Umpan yang dinamakan kamikil itu dia susun berjajar pada tali di tengah pintur, yaitu alat penangkap lobster. Bentuknya bundar sekitar 50 – 60 cm terbuat dari kawat. Sedangkan tengahnya diberi jaring. Sementara itu, kemikil sebagai umpan dilekatkan berjajar memanjang pada bagian tengahnya.

Menurutnya, setiap hari sekitar pukul lima sore dia menebar perangkap di batas karang. Jika diukur dari pantai jauhnya sekitar 300 meter. “Pintur ini nantinya diikatkan pada karang yang tobong (bolong),” lanjutnya masih dalam bahasa Sunda.

Rasman akan kembali ke tempat menebar perangkap lobster itu pada pukul 5 subuh. Ketika laut sedang surut seperti keadaan setiap senja. Dikatakannya, pada saat musim seperti bulan Januari ini, biasanya cukup banyak mendapatkan hasil tangkapan.

Ada 18 buah pintur atau perangkap lobster yang dia miliki. “Nya, kadang kenging kadang nyamos teu aya pisan, mun nuju sae mah kadang dugikeun ka aya tiluna lobster na pintur (ya, terkadang berhasil menangkap lobster, tapi terkadang kosong, jika sedang beruntung bisa mendapatkan sampai tiga ekor lobster),” katanya.

Hasil dari tangkapan ini, lumayan untuk menghidupi dua anak dan istrinya. Penghasilan lain warga asli Pantai Karapyak ini, juga nyambi sebagai petugas Linmas (Pelindung Masyarakat) yang dulu disebut Hansip.
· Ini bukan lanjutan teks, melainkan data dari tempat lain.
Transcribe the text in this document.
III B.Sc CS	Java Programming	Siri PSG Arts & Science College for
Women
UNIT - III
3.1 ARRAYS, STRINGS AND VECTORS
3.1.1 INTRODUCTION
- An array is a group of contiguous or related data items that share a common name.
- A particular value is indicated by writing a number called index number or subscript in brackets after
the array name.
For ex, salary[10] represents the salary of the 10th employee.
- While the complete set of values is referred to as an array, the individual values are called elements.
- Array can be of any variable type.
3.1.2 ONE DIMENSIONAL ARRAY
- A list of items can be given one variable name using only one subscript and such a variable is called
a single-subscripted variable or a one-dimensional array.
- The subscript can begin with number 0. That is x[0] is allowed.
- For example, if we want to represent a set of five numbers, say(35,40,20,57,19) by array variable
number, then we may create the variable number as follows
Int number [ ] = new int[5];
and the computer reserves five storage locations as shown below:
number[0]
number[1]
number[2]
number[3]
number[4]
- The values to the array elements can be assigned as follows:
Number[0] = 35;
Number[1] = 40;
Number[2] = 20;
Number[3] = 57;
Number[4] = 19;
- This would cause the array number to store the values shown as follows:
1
“Pami nu alit mah, pangaos sakilona saratus rebu, pami nu ageung nu bobotna dua ons kauhur rada lumayan pangaosna dugi ka opat ratus rebu (harga lobster yang kecil dihargai seratus ribu rupiah per kilogram, sedangkan yang besar dengan bobot dua ons ke atas dihargai empat ratus ribu),” tuturnya.
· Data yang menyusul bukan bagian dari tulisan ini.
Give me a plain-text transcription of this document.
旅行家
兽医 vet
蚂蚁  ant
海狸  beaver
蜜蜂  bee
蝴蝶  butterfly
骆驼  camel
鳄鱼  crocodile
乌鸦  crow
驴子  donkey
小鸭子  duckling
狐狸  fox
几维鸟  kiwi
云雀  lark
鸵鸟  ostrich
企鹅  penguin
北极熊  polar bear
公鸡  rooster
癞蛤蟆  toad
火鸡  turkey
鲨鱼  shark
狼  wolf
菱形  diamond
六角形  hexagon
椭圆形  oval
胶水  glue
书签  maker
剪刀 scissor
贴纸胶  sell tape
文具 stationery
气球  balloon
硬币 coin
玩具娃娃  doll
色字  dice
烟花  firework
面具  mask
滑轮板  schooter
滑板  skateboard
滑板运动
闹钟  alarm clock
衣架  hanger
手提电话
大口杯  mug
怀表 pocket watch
Bagi Rasman, mendapatkan lobster yang kecil pun dia sudah bersyukur. Meski ada larangan dari Menteri Kelautan dan Pelayaran Susi Pudjiastuti yang melarang penangkapan lobster yang masih kecil.

Nya kumaha deui atuh, pami dilepaskeun deui abdi nyamos teu kenging nanaonkanggo hirup (Ya, harus bagaimana lagi, jika harus dilepaskan lagi saya tak akan mendapatkan penghasilan untuk hidup),” kilahnya.

Dia menyadari usianya sudah tak muda lagi. Menurutnya, ketika masih muda selain menangkap lobster juga baloni. Binatang laut ini memiliki cangkang keras dengan daging mirip siput besar.

“Harganya lebih mahal bisa sampai sembilan puluh ribu kalau yang besar sekitar tiga jari orang dewasa per ekornya,” katanya, sambil mengungkapkan mencari baloni harus kuat menyelam dan mendayung.

Dengan alat selam yang sederhana dan berbekal dayung yang terbuat dari sandal jepit diberi alas selebar bat (raket) tenis meja, pencari baloni menyelam mencari baloni yang menempel pada karang. Hempasan ombak pantai selatan yang cukup besar tak menyurutkan para pencari baloni. Tapi jaman itu, hanya menjadi kenangan. “Sanes sapertos Rohman dan Asep (bukan seperti yang dilakukan Rohman dan Asep),” katanya, sambil menunjuk dua pemuda yang sedang menangkap baloni.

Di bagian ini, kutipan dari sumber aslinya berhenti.